Posted in Uncategorized by fartashphoto on December 22, 2010

Lebanon’s Saudi-backed ruling camp on Tuesday brushed aside comments by Iran’s supreme leader Ayatollah Ali Khamenei, who dismissed a UN probe into the murder of former premier Rafiq Hariri as “null”.

“This is Iran’s position,” Prime Minister Saad Hariri, son of the slain Sunni Muslim ex-premier, told a news conference.

“We have nothing but respect for Ayatollah Khamenei, and we fully respect all of his opinions, which he is free to hold,” he added.

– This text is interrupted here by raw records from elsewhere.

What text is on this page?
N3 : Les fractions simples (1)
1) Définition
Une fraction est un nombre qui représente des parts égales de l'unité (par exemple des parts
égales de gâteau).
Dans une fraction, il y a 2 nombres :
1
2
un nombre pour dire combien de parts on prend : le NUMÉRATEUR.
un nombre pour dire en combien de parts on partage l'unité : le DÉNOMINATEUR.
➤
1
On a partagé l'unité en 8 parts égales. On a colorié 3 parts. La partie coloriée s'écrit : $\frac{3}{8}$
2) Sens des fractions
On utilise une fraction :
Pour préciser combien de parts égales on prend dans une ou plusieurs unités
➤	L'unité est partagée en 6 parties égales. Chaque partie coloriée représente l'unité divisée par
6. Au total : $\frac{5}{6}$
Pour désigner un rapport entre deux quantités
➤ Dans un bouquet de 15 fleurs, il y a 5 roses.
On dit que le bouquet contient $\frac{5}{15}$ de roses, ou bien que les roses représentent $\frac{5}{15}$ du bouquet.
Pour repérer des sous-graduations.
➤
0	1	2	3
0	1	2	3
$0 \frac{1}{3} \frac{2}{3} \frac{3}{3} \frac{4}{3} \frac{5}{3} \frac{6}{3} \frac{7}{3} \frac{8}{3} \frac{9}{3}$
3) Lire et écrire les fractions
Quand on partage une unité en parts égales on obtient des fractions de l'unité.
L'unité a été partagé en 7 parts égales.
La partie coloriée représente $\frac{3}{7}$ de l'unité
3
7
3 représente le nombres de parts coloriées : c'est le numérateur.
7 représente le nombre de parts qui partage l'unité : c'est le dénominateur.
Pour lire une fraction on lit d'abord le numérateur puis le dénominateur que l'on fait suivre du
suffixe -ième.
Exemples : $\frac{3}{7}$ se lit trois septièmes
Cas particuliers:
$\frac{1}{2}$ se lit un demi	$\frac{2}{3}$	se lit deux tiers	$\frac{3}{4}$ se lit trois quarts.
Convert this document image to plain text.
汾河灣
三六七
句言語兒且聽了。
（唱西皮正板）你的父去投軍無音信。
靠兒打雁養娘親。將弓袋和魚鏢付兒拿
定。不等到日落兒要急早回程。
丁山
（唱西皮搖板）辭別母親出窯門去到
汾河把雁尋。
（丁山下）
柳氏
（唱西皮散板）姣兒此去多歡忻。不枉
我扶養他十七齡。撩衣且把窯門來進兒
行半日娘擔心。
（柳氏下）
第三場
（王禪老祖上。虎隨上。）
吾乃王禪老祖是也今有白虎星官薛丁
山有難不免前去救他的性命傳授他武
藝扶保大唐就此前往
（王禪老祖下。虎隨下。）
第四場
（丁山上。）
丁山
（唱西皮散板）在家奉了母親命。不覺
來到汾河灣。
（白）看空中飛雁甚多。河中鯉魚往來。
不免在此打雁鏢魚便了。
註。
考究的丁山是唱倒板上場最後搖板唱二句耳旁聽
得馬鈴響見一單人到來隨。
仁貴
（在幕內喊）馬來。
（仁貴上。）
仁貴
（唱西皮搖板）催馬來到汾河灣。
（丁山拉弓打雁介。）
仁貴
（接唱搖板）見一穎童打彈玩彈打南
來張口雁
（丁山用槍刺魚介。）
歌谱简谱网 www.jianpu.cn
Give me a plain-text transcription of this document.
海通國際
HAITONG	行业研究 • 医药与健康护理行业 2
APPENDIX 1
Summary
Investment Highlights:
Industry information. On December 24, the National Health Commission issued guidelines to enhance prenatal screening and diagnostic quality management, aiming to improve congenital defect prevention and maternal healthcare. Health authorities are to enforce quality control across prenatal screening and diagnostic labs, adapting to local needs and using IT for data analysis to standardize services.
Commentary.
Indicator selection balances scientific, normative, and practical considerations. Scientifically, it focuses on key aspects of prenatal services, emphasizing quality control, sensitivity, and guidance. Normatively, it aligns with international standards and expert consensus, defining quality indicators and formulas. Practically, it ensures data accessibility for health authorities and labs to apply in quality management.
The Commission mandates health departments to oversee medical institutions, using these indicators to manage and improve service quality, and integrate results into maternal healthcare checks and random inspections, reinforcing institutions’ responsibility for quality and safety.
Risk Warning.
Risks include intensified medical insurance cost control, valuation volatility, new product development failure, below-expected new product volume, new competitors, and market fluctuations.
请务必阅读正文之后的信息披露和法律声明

“We in Lebanon, as a government, have our own views of the tribunal,” said Hariri, who heads a deeply divided cabinet.

“There is no doubt that all parties have their own views on this matter, but when it comes to international resolutions, they are international resolutions.”

But MPs of Hariri’s pro-Western Future Movement struck a less conciliatory tone, lashing out openly at Iranian cleric.

“It seems that Ayatollah Khamenei’s remarks aim to undermine calm in Lebanon and across the Arab world,” Ammar Houry told AFP.

“Khamenei’s statements signal (Iran’s) cover for certain local political positions … or at least for Hezbollah,” said Jamal al-Jarrah, another Future Movement legislator.